De estilo directo y visceral, como quien escribe de noche y desnudo de frente a la tormenta, Viscarra no obedece en Borracho estaba… a las reglas de géneros: en él caben el cuento corto, la crónica, la literatura testimonial, la autografía novelada. Pero además llevaba en su voz la voz de los invisibilizados. “Por estos y otros motivos más, van estas memorias que, sin ser mías, son de los demás”. Así termina Borracho estaba… Y, en esa misma voz, la ironía del desahuciado por la violencia: “Si como dice el refrán, ‘quien bien te quiere te hará llorar’, mi madre exageraba en sus demostraciones de cariño”, todo él “hecho un concilio ecuménico por la cantidad de cardenales” por las palizas recibidas.
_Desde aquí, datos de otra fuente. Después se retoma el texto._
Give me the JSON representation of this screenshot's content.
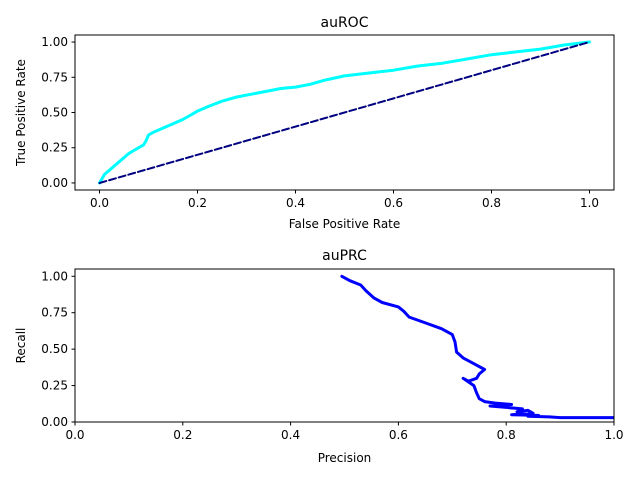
{
  "chart_data": [
    {
      "type": "line",
      "title": "auROC",
      "xlabel": "False Positive Rate",
      "ylabel": "True Positive Rate",
      "xlim": [
        -0.05,
        1.05
      ],
      "ylim": [
        -0.05,
        1.05
      ],
      "xticks": [
        0.0,
        0.2,
        0.4,
        0.6,
        0.8,
        1.0
      ],
      "xtick_labels": [
        "0.0",
        "0.2",
        "0.4",
        "0.6",
        "0.8",
        "1.0"
      ],
      "yticks": [
        0.0,
        0.25,
        0.5,
        0.75,
        1.0
      ],
      "ytick_labels": [
        "0.00",
        "0.25",
        "0.50",
        "0.75",
        "1.00"
      ],
      "grid": false,
      "series": [
        {
          "color": "#00ffff",
          "style": "solid",
          "x": [
            0.0,
            0.005,
            0.01,
            0.02,
            0.03,
            0.04,
            0.05,
            0.06,
            0.07,
            0.08,
            0.09,
            0.095,
            0.1,
            0.11,
            0.13,
            0.15,
            0.17,
            0.19,
            0.2,
            0.22,
            0.25,
            0.28,
            0.31,
            0.34,
            0.37,
            0.4,
            0.43,
            0.46,
            0.5,
            0.55,
            0.6,
            0.65,
            0.7,
            0.75,
            0.8,
            0.85,
            0.9,
            0.95,
            1.0
          ],
          "y": [
            0.0,
            0.03,
            0.06,
            0.09,
            0.12,
            0.15,
            0.18,
            0.21,
            0.23,
            0.25,
            0.27,
            0.3,
            0.34,
            0.36,
            0.39,
            0.42,
            0.45,
            0.49,
            0.51,
            0.54,
            0.58,
            0.61,
            0.63,
            0.65,
            0.67,
            0.68,
            0.7,
            0.73,
            0.76,
            0.78,
            0.8,
            0.83,
            0.85,
            0.88,
            0.91,
            0.93,
            0.95,
            0.98,
            1.0
          ]
        },
        {
          "color": "#000080",
          "style": "dashed",
          "x": [
            0.0,
            1.0
          ],
          "y": [
            0.0,
            1.0
          ]
        }
      ]
    },
    {
      "type": "line",
      "title": "auPRC",
      "xlabel": "Precision",
      "ylabel": "Recall",
      "xlim": [
        0.0,
        1.0
      ],
      "ylim": [
        0.0,
        1.05
      ],
      "xticks": [
        0.0,
        0.2,
        0.4,
        0.6,
        0.8,
        1.0
      ],
      "xtick_labels": [
        "0.0",
        "0.2",
        "0.4",
        "0.6",
        "0.8",
        "1.0"
      ],
      "yticks": [
        0.0,
        0.25,
        0.5,
        0.75,
        1.0
      ],
      "ytick_labels": [
        "0.00",
        "0.25",
        "0.50",
        "0.75",
        "1.00"
      ],
      "grid": false,
      "series": [
        {
          "color": "#0000ff",
          "style": "solid",
          "x": [
            0.495,
            0.51,
            0.53,
            0.54,
            0.555,
            0.57,
            0.6,
            0.61,
            0.62,
            0.65,
            0.68,
            0.7,
            0.705,
            0.708,
            0.72,
            0.74,
            0.76,
            0.75,
            0.745,
            0.73,
            0.72,
            0.74,
            0.745,
            0.75,
            0.76,
            0.78,
            0.81,
            0.77,
            0.8,
            0.83,
            0.82,
            0.84,
            0.85,
            0.81,
            0.86,
            0.84,
            0.88,
            0.9,
            1.0
          ],
          "y": [
            1.0,
            0.97,
            0.94,
            0.9,
            0.85,
            0.82,
            0.79,
            0.76,
            0.72,
            0.68,
            0.64,
            0.6,
            0.55,
            0.48,
            0.44,
            0.4,
            0.36,
            0.33,
            0.3,
            0.28,
            0.3,
            0.25,
            0.2,
            0.16,
            0.14,
            0.13,
            0.12,
            0.11,
            0.1,
            0.09,
            0.07,
            0.08,
            0.06,
            0.05,
            0.045,
            0.04,
            0.035,
            0.03,
            0.03
          ]
        }
      ]
    }
  ]
}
Esto también lo dijo en una entrevista, un año antes de morir: “Vivo en mi mundo. Estoy por mi gente, porque son mis delincuentes, son mis putas, mis maracos, mis mendigos, mis ladrones. El único portavoz que ellos tienen soy yo. Para mí la escritura es como una especie de desahogo. ¡Nunca esta maldita sociedad me ha dado algo!”.
Quizás no lo sepamos, pero hay un balde esperando por nosotros allá, en un cuarto inmundo de una de las tantas callecitas paceñas. Vayamos a por él, si es que la valentía para hacerlo nos alcanza, pero, por favor, no olvidemos poner ese libro bajo el brazo antes de que el candado se cierre desde afuera.